Synthesis of ion-imprinted polymer-decorated SBA-15 as a selective and efficient system for the removal and extraction of Cu(ii) with focus on optimization by response surface methodology.

Ion-imprinted polymer-decorated SBA-15 (SBA-15-IIP) for the adsorption of copper was synthesized and characterized using different techniques, including FT-IR, XRD, TG/DTA, SEM, BET, and TEM. It was used as a green, efficient and rapid sorbent for the removal of Cu(ii) from aqueous solution. The effect of several parameters on the removal percentage of copper was studied using the central composite design. The equilibrium data were investigated using the Langmuir and Freundlich isotherm models, and found to be well-fitted by the Langmuir model with the maximum adsorption capacity of 322.58 mg g-1. The adsorption kinetics was investigated using four models, and found to be well-fitted by the pseudo-second-order model.

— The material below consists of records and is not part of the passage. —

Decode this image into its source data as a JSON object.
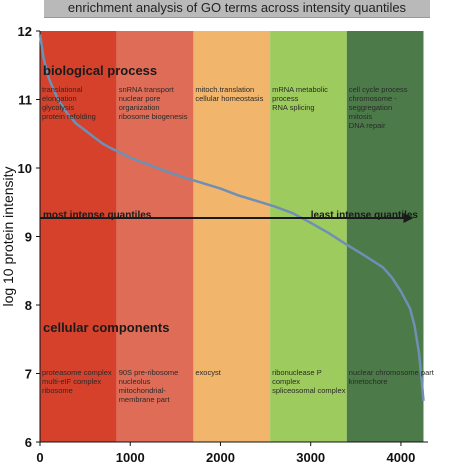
{
  "chart_data": {
    "type": "line",
    "title": "enrichment analysis of GO terms across intensity quantiles",
    "xlabel": "",
    "ylabel": "log 10 protein intensity",
    "xlim": [
      0,
      4300
    ],
    "ylim": [
      6,
      12
    ],
    "x_ticks": [
      "0",
      "1000",
      "2000",
      "3000",
      "4000"
    ],
    "y_ticks": [
      "6",
      "7",
      "8",
      "9",
      "10",
      "11",
      "12"
    ],
    "bands": [
      {
        "from": 0,
        "to": 850,
        "color": "#d5412b"
      },
      {
        "from": 850,
        "to": 1700,
        "color": "#de6c57"
      },
      {
        "from": 1700,
        "to": 2550,
        "color": "#f2b56c"
      },
      {
        "from": 2550,
        "to": 3400,
        "color": "#9ecb5d"
      },
      {
        "from": 3400,
        "to": 4250,
        "color": "#4c7a49"
      }
    ],
    "series": [
      {
        "color": "#6f8fb4",
        "points": [
          [
            0,
            11.95
          ],
          [
            40,
            11.6
          ],
          [
            100,
            11.3
          ],
          [
            200,
            11.0
          ],
          [
            300,
            10.8
          ],
          [
            400,
            10.65
          ],
          [
            500,
            10.55
          ],
          [
            600,
            10.45
          ],
          [
            700,
            10.35
          ],
          [
            800,
            10.28
          ],
          [
            900,
            10.22
          ],
          [
            1000,
            10.15
          ],
          [
            1200,
            10.05
          ],
          [
            1400,
            9.95
          ],
          [
            1600,
            9.86
          ],
          [
            1800,
            9.78
          ],
          [
            2000,
            9.7
          ],
          [
            2200,
            9.6
          ],
          [
            2400,
            9.52
          ],
          [
            2600,
            9.44
          ],
          [
            2800,
            9.34
          ],
          [
            3000,
            9.2
          ],
          [
            3200,
            9.05
          ],
          [
            3400,
            8.88
          ],
          [
            3600,
            8.72
          ],
          [
            3800,
            8.55
          ],
          [
            3900,
            8.4
          ],
          [
            4000,
            8.2
          ],
          [
            4100,
            7.95
          ],
          [
            4150,
            7.7
          ],
          [
            4200,
            7.3
          ],
          [
            4230,
            6.9
          ],
          [
            4250,
            6.6
          ]
        ]
      }
    ],
    "arrow": {
      "from_x": 0,
      "to_x": 4250,
      "y": 9.27
    },
    "annotations": {
      "bp_header": "biological process",
      "cc_header": "cellular components",
      "most_intense": "most intense quantiles",
      "least_intense": "least intense quantiles",
      "bp_terms": [
        [
          "translational",
          "elongation",
          "glycolysis",
          "protein refolding"
        ],
        [
          "snRNA transport",
          "nuclear pore",
          "organization",
          "ribosome biogenesis"
        ],
        [
          "mitoch.translation",
          "cellular homeostasis"
        ],
        [
          "mRNA metabolic",
          "process",
          "RNA splicing"
        ],
        [
          "cell cycle process",
          "chromosome -",
          "seggregation",
          "mitosis",
          "DNA repair"
        ]
      ],
      "cc_terms": [
        [
          "proteasome complex",
          "multi-eIF complex",
          "ribosome"
        ],
        [
          "90S  pre-ribosome",
          "nucleolus",
          "mitochondrial-",
          "membrane part"
        ],
        [
          "exocyst"
        ],
        [
          "ribonuclease P",
          "complex",
          "spliceosomal complex"
        ],
        [
          "nuclear chromosome part",
          "kinetochore"
        ]
      ]
    }
  }
}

Also, the recyclability of SBA-15-IIP was studied, and the results after 6 cycles demonstrated that SBA-15-IIP was a promising sorbent for the removal of Cu(ii) from aqueous solution. Subsequently, SBA-15-IIP was used as an efficient and selective sorbent for the extraction of Cu(ii). Various parameters affecting the extraction efficiency of the analyte were investigated and optimized using the Box-Behnken design. The optimized methodology presented good linearity between 0.2 and 100 μg L-1 (R2 > 0.9946) and a detection limit of 0.05 μg L-1. The method had an enhancement factor of 220 and relative standard deviation (RSD) of 3.1% and 4.5% for intra-day and inter-day, respectively.